Будучи блохою, я обитала в постели одного китайского мандарина, женатого на молодой красавице и ревнивого, как верблюд. Кожа у мандаринши была прелестная, кровь сладкая, как мед. Я жила прекрасно. Величайшее мое удовольствие состояло в том, чтоб бесить красавицу: всякий вечер она принуждена была встать с постели, подойти
Китайская красавица догадалась, что, верно, блохи разбудили ее мужа. По окончании расправы, нежно поцеловав мандарина, она предложила ему обыскать постель. Они засветили огонь и, по несчастию, поймали меня тотчас. Я погибла от руки человека, которому оказала такое благодеяние!.. Неблагодарный!.. без меня он никогда б не знал, что он был муж в оленьей шапке!

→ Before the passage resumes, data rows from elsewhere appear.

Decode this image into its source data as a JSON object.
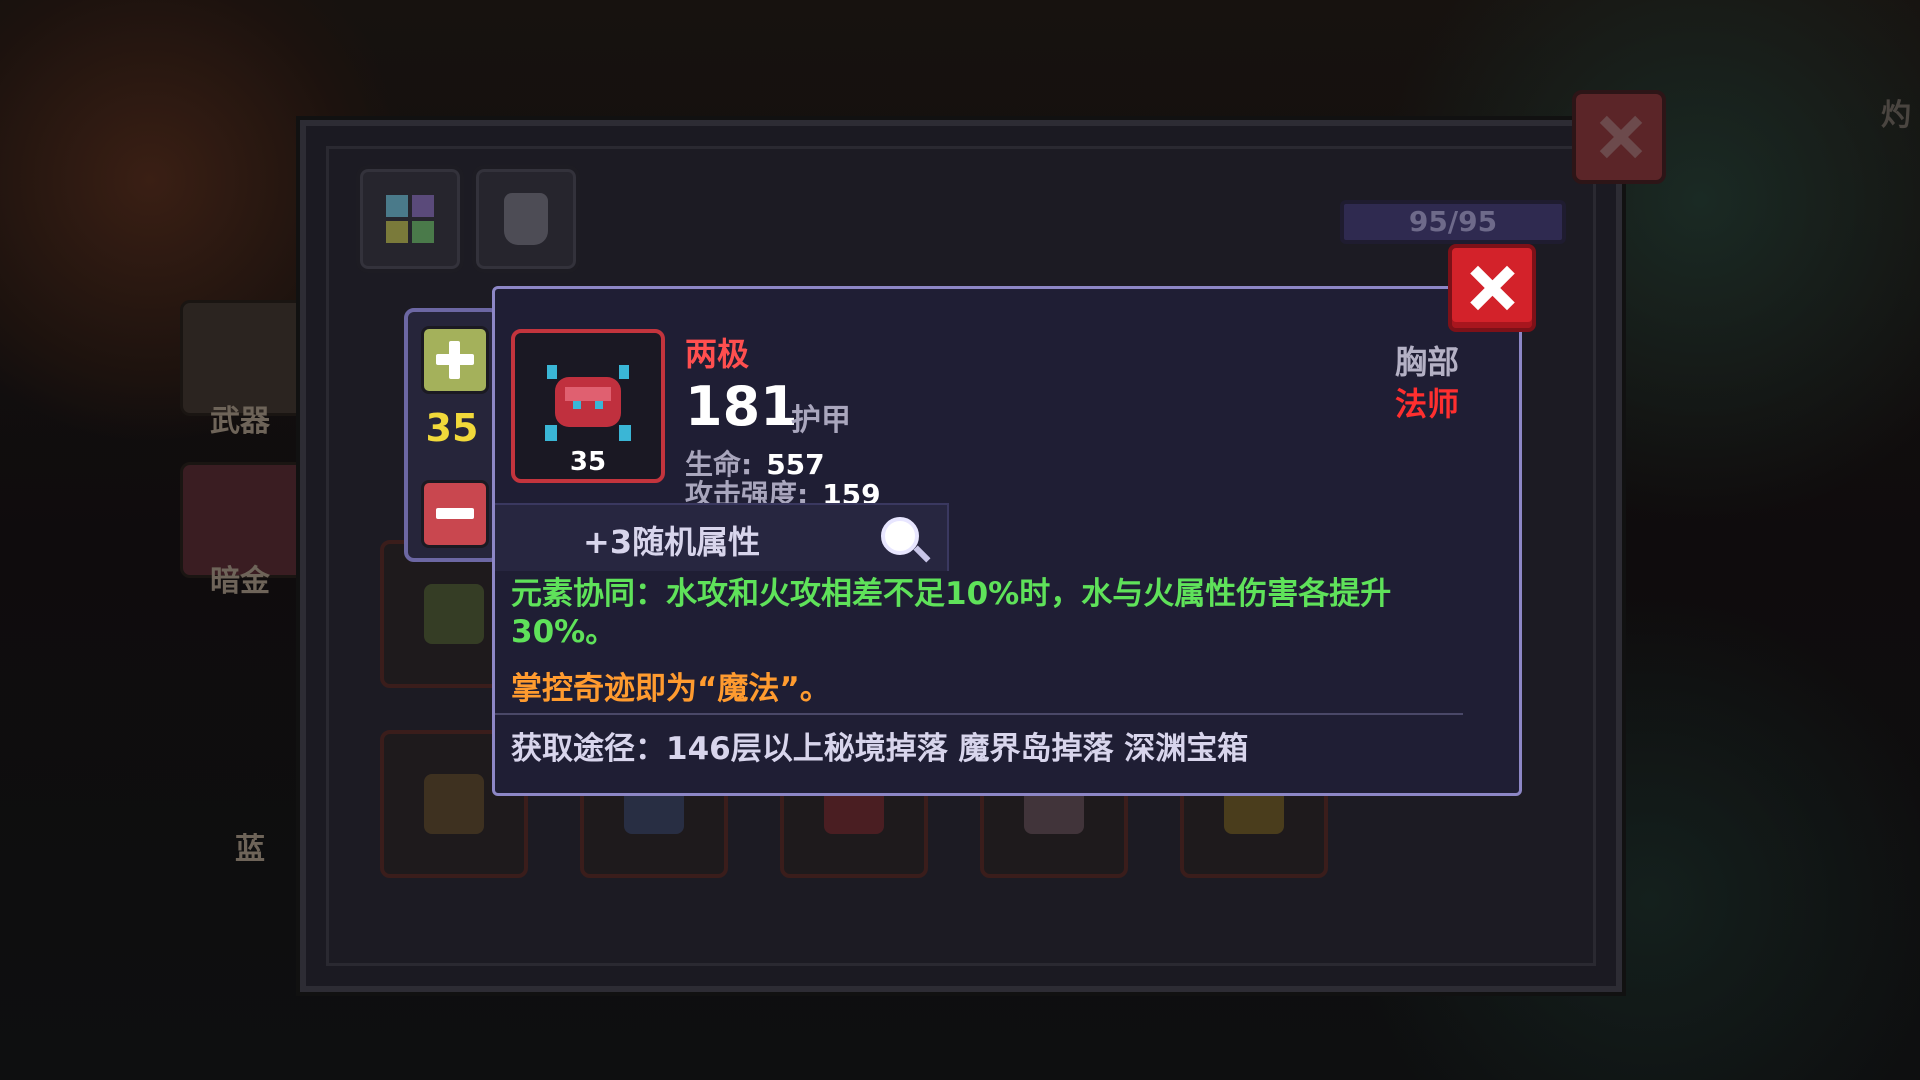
{
  "background": {
    "side_tabs": [
      {
        "label": "武器"
      },
      {
        "label": "暗金"
      },
      {
        "label": "蓝"
      }
    ],
    "right_edge_text": "灼"
  },
  "inventory": {
    "capacity": "95/95",
    "tabs": [
      {
        "name": "grid-category-icon"
      },
      {
        "name": "armor-category-icon"
      }
    ]
  },
  "level_stepper": {
    "value": "35"
  },
  "item_popup": {
    "name": "两极",
    "level": "35",
    "armor_value": "181",
    "armor_label": "护甲",
    "stats": [
      {
        "key": "生命:",
        "value": "557"
      },
      {
        "key": "攻击强度:",
        "value": "159"
      }
    ],
    "slot_type": "胸部",
    "class_requirement": "法师",
    "random_attributes": "+3随机属性",
    "effect": "元素协同：水攻和火攻相差不足10%时，水与火属性伤害各提升30%。",
    "flavor": "掌控奇迹即为“魔法”。",
    "source": "获取途径：146层以上秘境掉落 魔界岛掉落 深渊宝箱"
  },
  "colors": {
    "item_name": "#ff4f4f",
    "effect_text": "#5fe25a",
    "flavor_text": "#ff9b2f",
    "class_requirement": "#ff2f2f",
    "level_value": "#f1d93a"
  }
}
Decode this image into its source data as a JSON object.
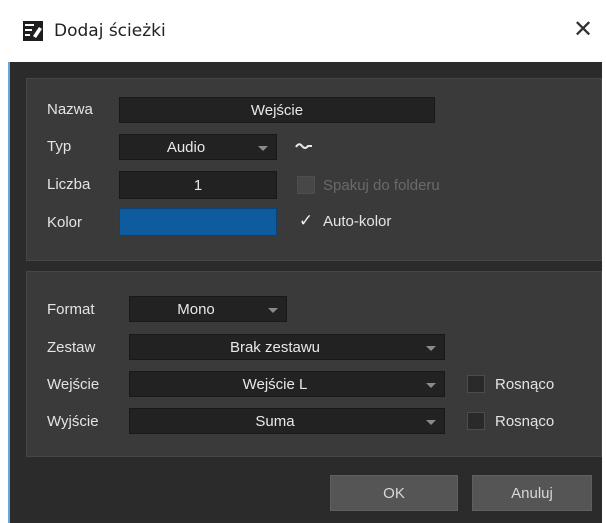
{
  "window": {
    "title": "Dodaj ścieżki",
    "title_icon": "add-track-icon",
    "close_icon": "close-icon",
    "close_glyph": "✕"
  },
  "track": {
    "name_label": "Nazwa",
    "name_value": "Wejście",
    "type_label": "Typ",
    "type_value": "Audio",
    "type_icon": "audio-wave-icon",
    "count_label": "Liczba",
    "count_value": "1",
    "pack_label": "Spakuj do folderu",
    "pack_checked": false,
    "pack_enabled": false,
    "color_label": "Kolor",
    "color_value": "#0e5b9e",
    "autocolor_label": "Auto-kolor",
    "autocolor_checked": true
  },
  "io": {
    "format_label": "Format",
    "format_value": "Mono",
    "preset_label": "Zestaw",
    "preset_value": "Brak zestawu",
    "input_label": "Wejście",
    "input_value": "Wejście L",
    "input_ascending_label": "Rosnąco",
    "input_ascending_checked": false,
    "output_label": "Wyjście",
    "output_value": "Suma",
    "output_ascending_label": "Rosnąco",
    "output_ascending_checked": false
  },
  "buttons": {
    "ok": "OK",
    "cancel": "Anuluj"
  },
  "colors": {
    "body_bg": "#2b2b2b",
    "panel_bg": "#3a3a3a",
    "field_bg": "#222222",
    "accent": "#6aa6d8"
  }
}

Пришед в судилище Хормузды, я уже не смела возвысить голоса, чтоб опять проситься в собаки, и с покорным видом ожидала изъявления его воли. Мне суждено было таскаться четыре столетия по телам разных животных за то, что я только сорок лет была знаменитым человеком. Расставшись с телом блохи, я получила назначение в черепаху: она скоро попалась в суп `a la tortue. [28] Потом я жила в теленке, подававшем о себе самые блистательные надежды: его в цвете юности зарезали жестокосердые мясники. Потом сослали меня в осла, в котором вынесла я несметное число ударов дубиною. Кто знает, как долго влачила б я это бремя уничижения, если б однажды в небе не случилось происшествия, которого и сам Хормузда не мог предвидеть. Всесовершеннейший Шеккямуни для своей потехи приказал блаженной Маньджушри в одном, очень темном уголку земли вдруг разлить свет просвещения. Он хотел посмотреть, что люди будут делать, внезапно почувствовав себя просвещенными и образованными; как, протирая глаза, не привыкшие к свету, станут они важничать, дуться, нести вздор и удивляться своему уму. Великий Шеккямуни большой охотник посмеяться!
28
Черепаховый (фр.).
Богиня грамоты была в ужасных хлопотах: она принуждена была в одно и то же время и учить людей того уголка тибетской азбуке, и водворять у них науки, и заводить академии; делать из них чучелы великих писателей и наперед уже сочинять для них «Историю словесности», которой еще не было. Прибежав на Эльбурдж, когда и я там находилась, она сказала второпях, что уже составила план славного сочинителя, такого именно, какой ей нужен; что даже есть на то у нее в виду один предприимчивый юноша, который уже родился и начнет писать книги, как скоро немножко поучится грамоте; что между тем она откроет подписку на его сочинения, но не знает, откуда взять для него подписчиков. В заключение она потребовала от Хормузды отпуска ей значительного количества душ на составление для него рати благосклонных читателей. Хормузда отвечал с досадою, что эти потехи всесовершеннейшего крайне расстроивают порядок, предписанный «Книгою Судеб», что у него нет других свободных душ, кроме тех, которые видит он в судилище: они вышли из разных тел, как двуногих, так и четвероногих, и даже безногих, и когда ей угодно, она может взять хоть всех их на потребность заготовления читателей для своего сочинителя; но если от этих чтений да просвещений произойдет неисправность в животном царстве и нужное для порядка вселенной число скотов окажется неполным, то он наперед просит извинения в том у великого Шеккямуни. Маньджушри возразила, что это не ее дело; что ее обязанность — смотреть за процветанием грамоты и что если б она управляла великою тайною перерождения и переселения, то все эти души, которые Хормузда так щедро отпускает животным, перевела б в членов разных ученых сословий. Она поспешно собрала всех нас в мешок и отправилась на землю.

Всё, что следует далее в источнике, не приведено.